Monitoring & Follow-up

  • Monitor lipid parameters including ApoB, non-HDL-C, remnant cholesterol, and ApoA-1 for comprehensive risk evaluation.
  • Be cautious interpreting ceramide-based scores in women due to potential calibration bias and therapy effects.
  • Assess changes in lipid biomarkers in context of menopausal status, comorbidities, and treatment adherence.

Risks

  • Underdiagnosis and undertreatment of women due to reliance on male-validated biomarkers and algorithms.
  • Potential misclassification of risk if LDL-C is used alone in elderly, statin-treated women.
  • Confounding factors such as age, smoking status, comorbidities, and therapy regimens may bias biomarker interpretation.

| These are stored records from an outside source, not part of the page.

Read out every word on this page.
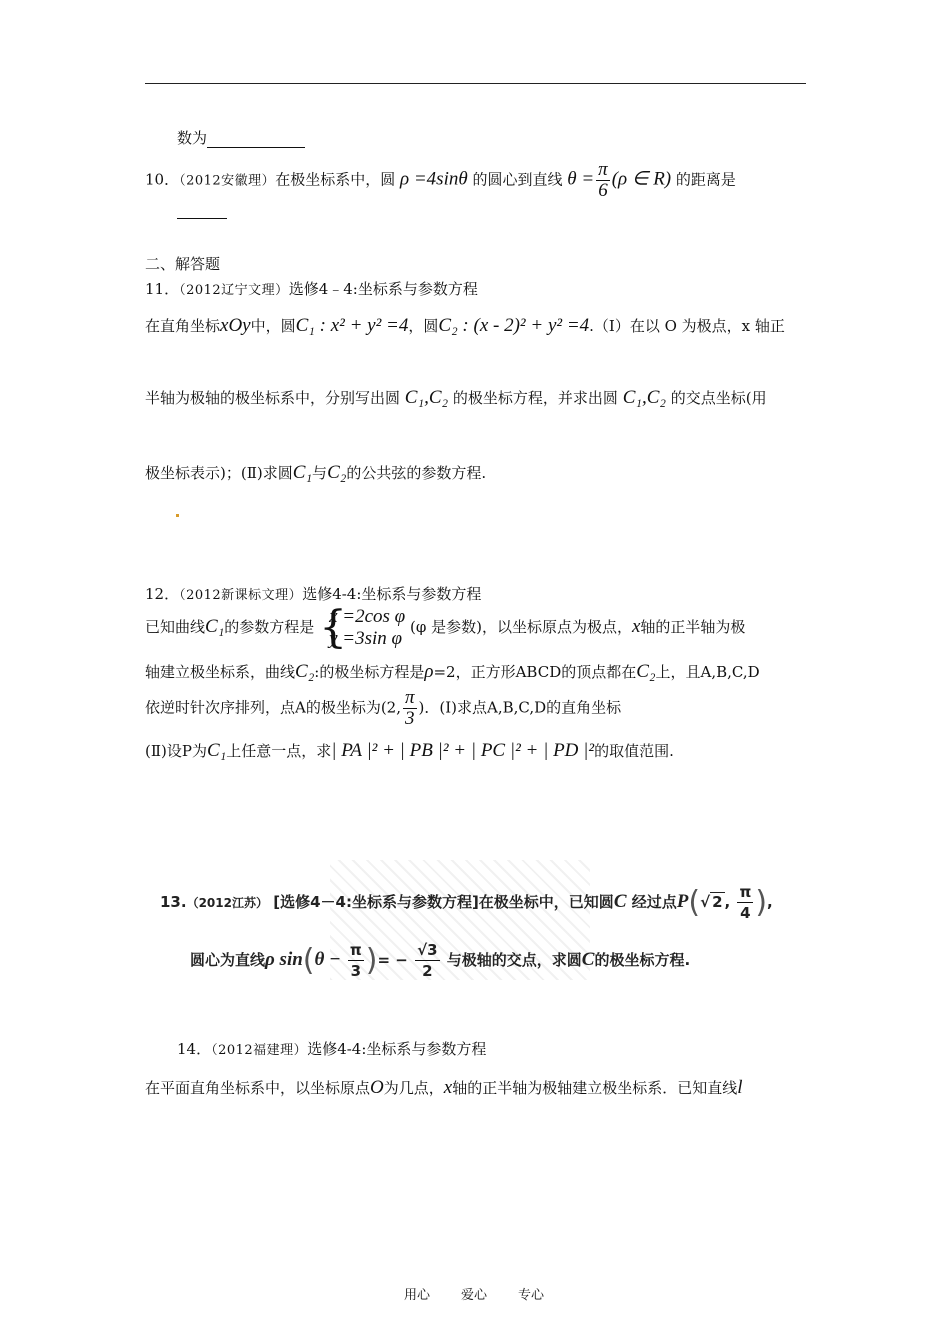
数为
10．（2012安徽理）在极坐标系中，圆 ρ =4sinθ 的圆心到直线 $\theta = \frac{\pi}{6} (\rho$ ∈ R) 的距离是

二、解答题
11．（2012辽宁文理）选修4﹣4:坐标系与参数方程
在直角坐标xOy中，圆C₁ : x² + y² =4，圆C₂ : (x - 2)² + y² =4.（Ⅰ）在以 O 为极点，x 轴正
半轴为极轴的极坐标系中，分别写出圆 C₁,C₂ 的极坐标方程，并求出圆 C₁,C₂ 的交点坐标(用
极坐标表示)；(Ⅱ)求圆C₁与C₂的公共弦的参数方程.
12．（2012新课标文理）选修4-4:坐标系与参数方程
已知曲线C₁的参数方程是 {
x =2cos φ
y =3sin φ
(φ 是参数)，以坐标原点为极点，x轴的正半轴为极
轴建立极坐标系，曲线C₂:的极坐标方程是ρ=2，正方形ABCD的顶点都在C₂上，且A,B,C,D
依逆时针次序排列，点A的极坐标为(2, $\frac{\pi}{3}$ )．(Ⅰ)求点A,B,C,D的直角坐标
(Ⅱ)设P为C₁上任意一点，求| PA |² + | PB |² + | PC |² + | PD |²的取值范围.
13.（2012江苏） [选修4－4:坐标系与参数方程]在极坐标中，已知圆C 经过点P(√ 2 , $\frac{\pi}{4}$ ),
圆心为直线ρ $\sin(\theta - \frac{\pi}{3}$ )= − $\frac{√3}{2}$ 与极轴的交点，求圆C的极坐标方程.
14．（2012福建理）选修4-4:坐标系与参数方程
在平面直角坐标系中，以坐标原点O为几点，x轴的正半轴为极轴建立极坐标系．已知直线l
用心 爱心 专心
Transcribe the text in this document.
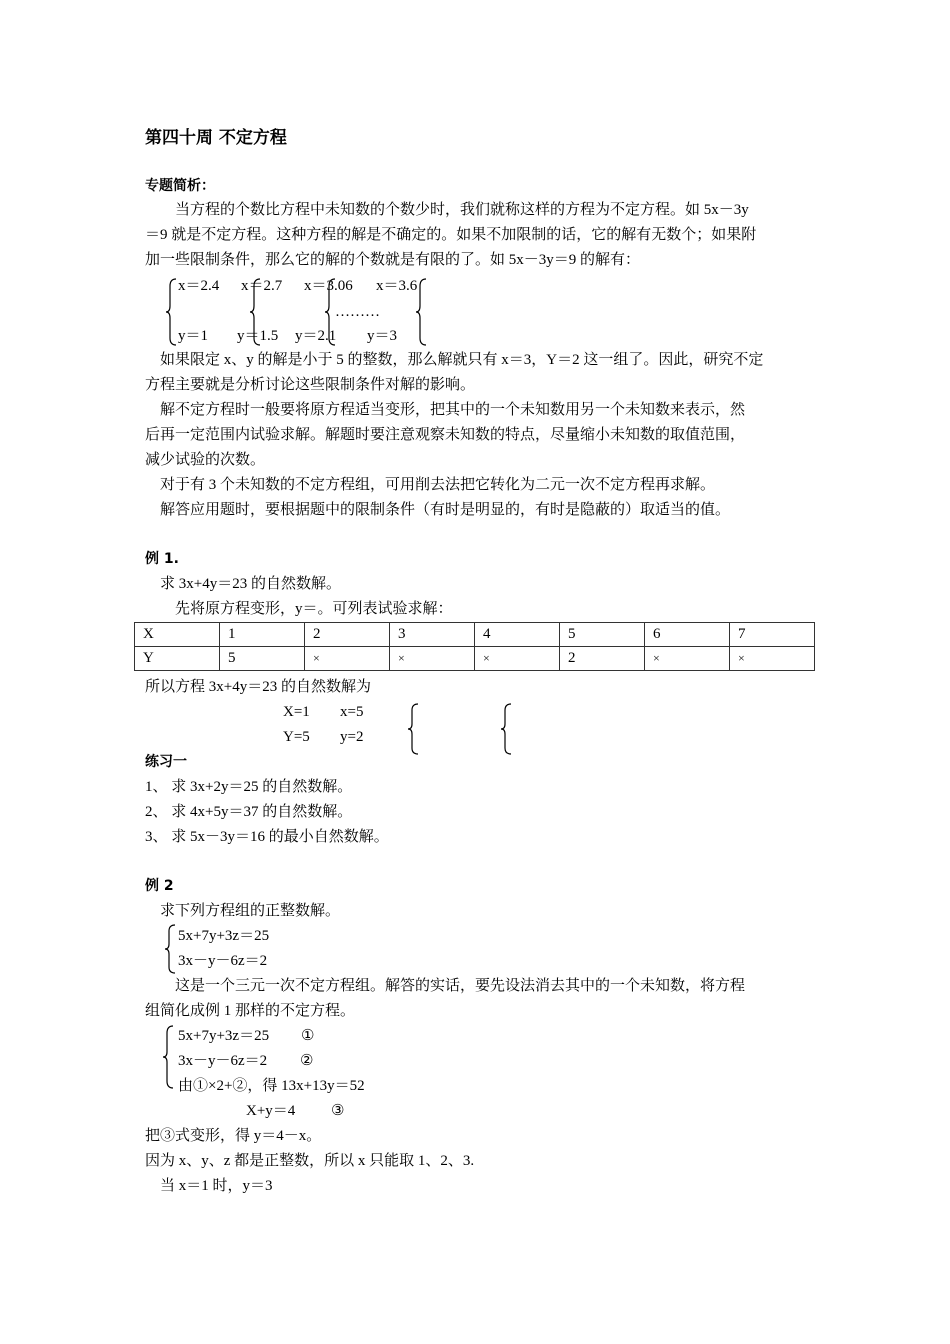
第四十周 不定方程
专题简析：
　　当方程的个数比方程中未知数的个数少时，我们就称这样的方程为不定方程。如 5x－3y
＝9 就是不定方程。这种方程的解是不确定的。如果不加限制的话，它的解有无数个；如果附
加一些限制条件，那么它的解的个数就是有限的了。如 5x－3y＝9 的解有：
x＝2.4 x＝2.7 x＝3.06 x＝3.6
………
y＝1 y＝1.5 y＝2.1 y＝3
　如果限定 x、y 的解是小于 5 的整数，那么解就只有 x＝3，Y＝2 这一组了。因此，研究不定
方程主要就是分析讨论这些限制条件对解的影响。
　解不定方程时一般要将原方程适当变形，把其中的一个未知数用另一个未知数来表示，然
后再一定范围内试验求解。解题时要注意观察未知数的特点，尽量缩小未知数的取值范围，
减少试验的次数。
　对于有 3 个未知数的不定方程组，可用削去法把它转化为二元一次不定方程再求解。
　解答应用题时，要根据题中的限制条件（有时是明显的，有时是隐蔽的）取适当的值。
例 1.
　求 3x+4y＝23 的自然数解。
　　先将原方程变形，y＝。可列表试验求解：
X	1	2	3	4	5	6	7
Y	5	×	×	×	2	×	×
所以方程 3x+4y＝23 的自然数解为
X=1 x=5
Y=5 y=2
练习一
1、 求 3x+2y＝25 的自然数解。
2、 求 4x+5y＝37 的自然数解。
3、 求 5x－3y＝16 的最小自然数解。
例 2
　求下列方程组的正整数解。
5x+7y+3z＝25
3x－y－6z＝2
　　这是一个三元一次不定方程组。解答的实话，要先设法消去其中的一个未知数，将方程
组简化成例 1 那样的不定方程。
5x+7y+3z＝25 ①
3x－y－6z＝2 ②
由①×2+②，得 13x+13y＝52
X+y＝4 ③
把③式变形，得 y＝4－x。
因为 x、y、z 都是正整数，所以 x 只能取 1、2、3.
　当 x＝1 时，y＝3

Patient & Prescribing Data

High-risk women, including elderly and postmenopausal patients, often on statin therapy

Statins reduce short-chain ceramide synthesis and alter phosphatidylcholine composition; omega-3 fatty acids and fibrates lower hepatic ceramide burden; hormone replacement therapy enhances anti-inflammatory lipid species, all influencing biomarker profiles and risk prediction.

Clinical Best Practices

  • Incorporate female-specific risk factors and biomarkers into cardiovascular risk assessment algorithms.
  • Use ApoB or non-HDL-C as robust lipid targets in women alongside LDL-C.
  • Interpret ceramide-based risk scores cautiously in women due to sex differences and therapy modulation.
  • Consider comprehensive lipid profiling including remnant cholesterol and ApoA-1 for improved risk stratification in women.
  • Account for menopausal status, hormone therapy, and comorbidities when evaluating lipid biomarkers.